In short, the CCP is in economic retreat everywhere as it seeks to build a fortress economy that can withstand the exigencies of external hostility. We can expect this to continue as its domestic economy slows and the CCP stokes nationalism in place of prosperity to underpin its legitimacy.
Which is why Labor is just so yesterday. Its CCP flunkies continue their treasonous line:
Opposition frontbencher Madeleine King said there were no winners in trade wars.
“If this is the coalition’s idea of trade diplomacy, it’s little wonder the government has failed to deliver a credible path out its current trade woes with China,” she said.
“Australian jobs and prosperity rely on open, rules-based trade, not retaliatory, tit-for-tat measures.”

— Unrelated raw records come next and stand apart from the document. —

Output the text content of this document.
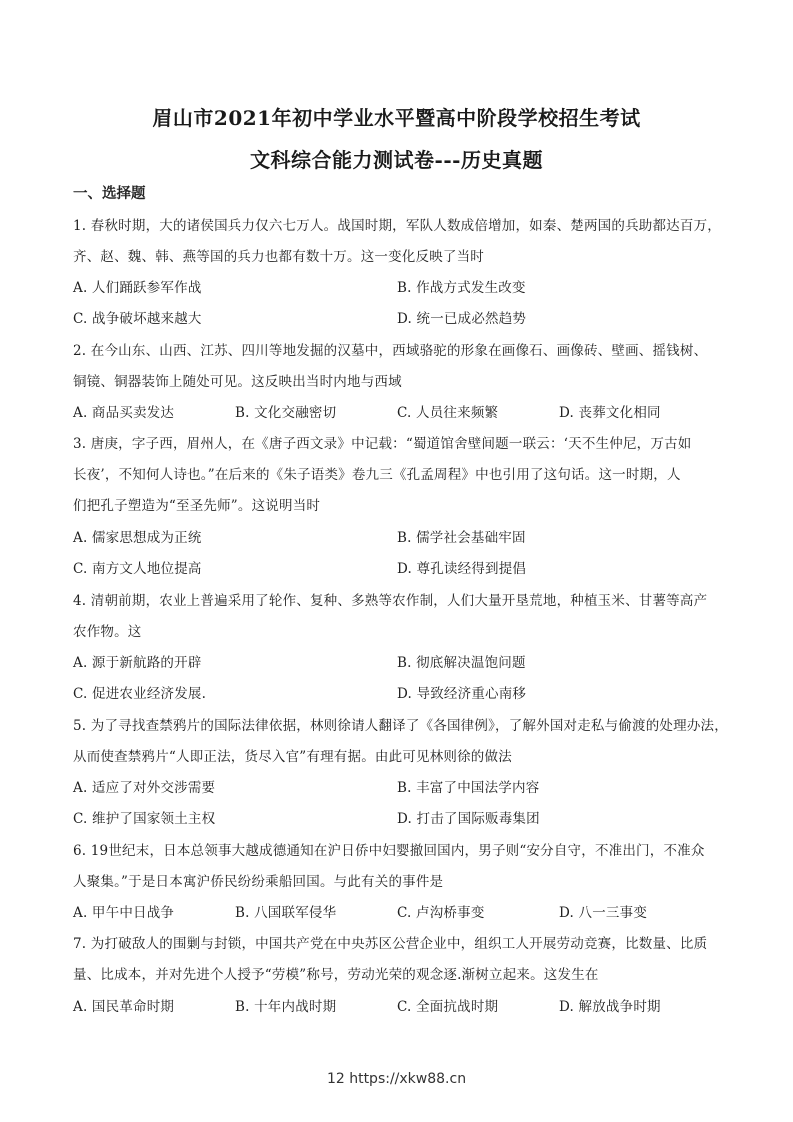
眉山市2021年初中学业水平暨高中阶段学校招生考试
文科综合能力测试卷---历史真题
一、选择题
1. 春秋时期，大的诸侯国兵力仅六七万人。战国时期，军队人数成倍增加，如秦、楚两国的兵助都达百万，
齐、赵、魏、韩、燕等国的兵力也都有数十万。这一变化反映了当时
A. 人们踊跃参军作战	B. 作战方式发生改变
C. 战争破坏越来越大	D. 统一已成必然趋势
2. 在今山东、山西、江苏、四川等地发掘的汉墓中，西域骆驼的形象在画像石、画像砖、壁画、摇钱树、
铜镜、铜器装饰上随处可见。这反映出当时内地与西域
A. 商品买卖发达	B. 文化交融密切	C. 人员往来频繁	D. 丧葬文化相同
3. 唐庚，字子西，眉州人，在《唐子西文录》中记载：“蜀道馆舍壁间题一联云：‘天不生仲尼，万古如
长夜’，不知何人诗也。”在后来的《朱子语类》卷九三《孔孟周程》中也引用了这句话。这一时期，人
们把孔子塑造为“至圣先师”。这说明当时
A. 儒家思想成为正统	B. 儒学社会基础牢固
C. 南方文人地位提高	D. 尊孔读经得到提倡
4. 清朝前期，农业上普遍采用了轮作、复种、多熟等农作制，人们大量开垦荒地，种植玉米、甘薯等高产
农作物。这
A. 源于新航路的开辟	B. 彻底解决温饱问题
C. 促进农业经济发展.	D. 导致经济重心南移
5. 为了寻找查禁鸦片的国际法律依据，林则徐请人翻译了《各国律例》，了解外国对走私与偷渡的处理办法，
从而使查禁鸦片“人即正法，货尽入官”有理有据。由此可见林则徐的做法
A. 适应了对外交涉需要	B. 丰富了中国法学内容
C. 维护了国家领土主权	D. 打击了国际贩毒集团
6. 19世纪末，日本总领事大越成德通知在沪日侨中妇婴撤回国内，男子则“安分自守，不准出门，不准众
人聚集。”于是日本寓沪侨民纷纷乘船回国。与此有关的事件是
A. 甲午中日战争	B. 八国联军侵华	C. 卢沟桥事变	D. 八一三事变
7. 为打破敌人的围剿与封锁，中国共产党在中央苏区公营企业中，组织工人开展劳动竞赛，比数量、比质
量、比成本，并对先进个人授予“劳模”称号，劳动光荣的观念逐.渐树立起来。这发生在
A. 国民革命时期	B. 十年内战时期	C. 全面抗战时期	D. 解放战争时期
12 https://xkw88.cn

Ms King said Australia had benefited massively from the removal of trade barriers over recent decades, and imposing an export tax on iron ore would damage the world-leading industry.
Australia exported more than $100 billion worth of iron ore in the last financial year, with most of the commodity shipped to China.
The industry employs tens of thousands of Australian workers.
“Billions of dollars in trade and thousands of Australian jobs are at risk from these trade tensions,” Ms King said.
What do you suggest, Madeleine? Which of Beijing’s 14 conditions of CCP enslavement do you endorse?
The truth is, Labor is playing politics with the China relationship, not the Coalition. Very stupid, self-sabotaging politics. Every survey says the same thing: the Australian people are unswayed by Chinese threats and propaganda. China isn’t going to compromise, either. And, if our pollies do sell out the nation against the people’s wishes then that will only egg on ever more draconian demands from Beijing.
In short, there is no deal to be done. This is now the forever war and the relationship will keep deteriorating henceforth between China and the world, and especially Australia.
In short, Labor has the diametrically wrong take. We don’t need a China strategy. We need a post-China strategy. In some ways it is underway:
- closer military and espionage ties with the US and Five Eyes;
- formation of like-minded democratic anti-China blocks in trade and strategy.
But the major challenge ahead is economic and it is on this front that the Morrison Government has done next-to-nothing. To grow beyond the Chinese market we will need a much more competitive economy which will mean:
- higher productivity;
- lower land prices;
- cheaper energy;
- low dollar policies;
- manufacturing reshoring and shifted offshore supply chains;
- competition and innovation reform;
- vastly improve education outcomes.
This is the complete opposite of today’s mass immigration, house price pump and consume model. Even more so given the greatest opportunity to grow beyond China is to embrace post-carbon economics.
The Morrison Government has rebuffed China on instinct. Yet growing beyond it, which we have no choice but to do, will take a comprehensive reform program every bit as bold and creative as that of the 1980s, something that is nowhere in sight within the Coalition.
And this is where it turns toxic. Probably only Labor can deliver such a reform program but it is owned by the CCP so will never see government.
That means the only way it will happen is by force at the hand of global markets which means it will be much more painful and drawn out than it ever needed to be.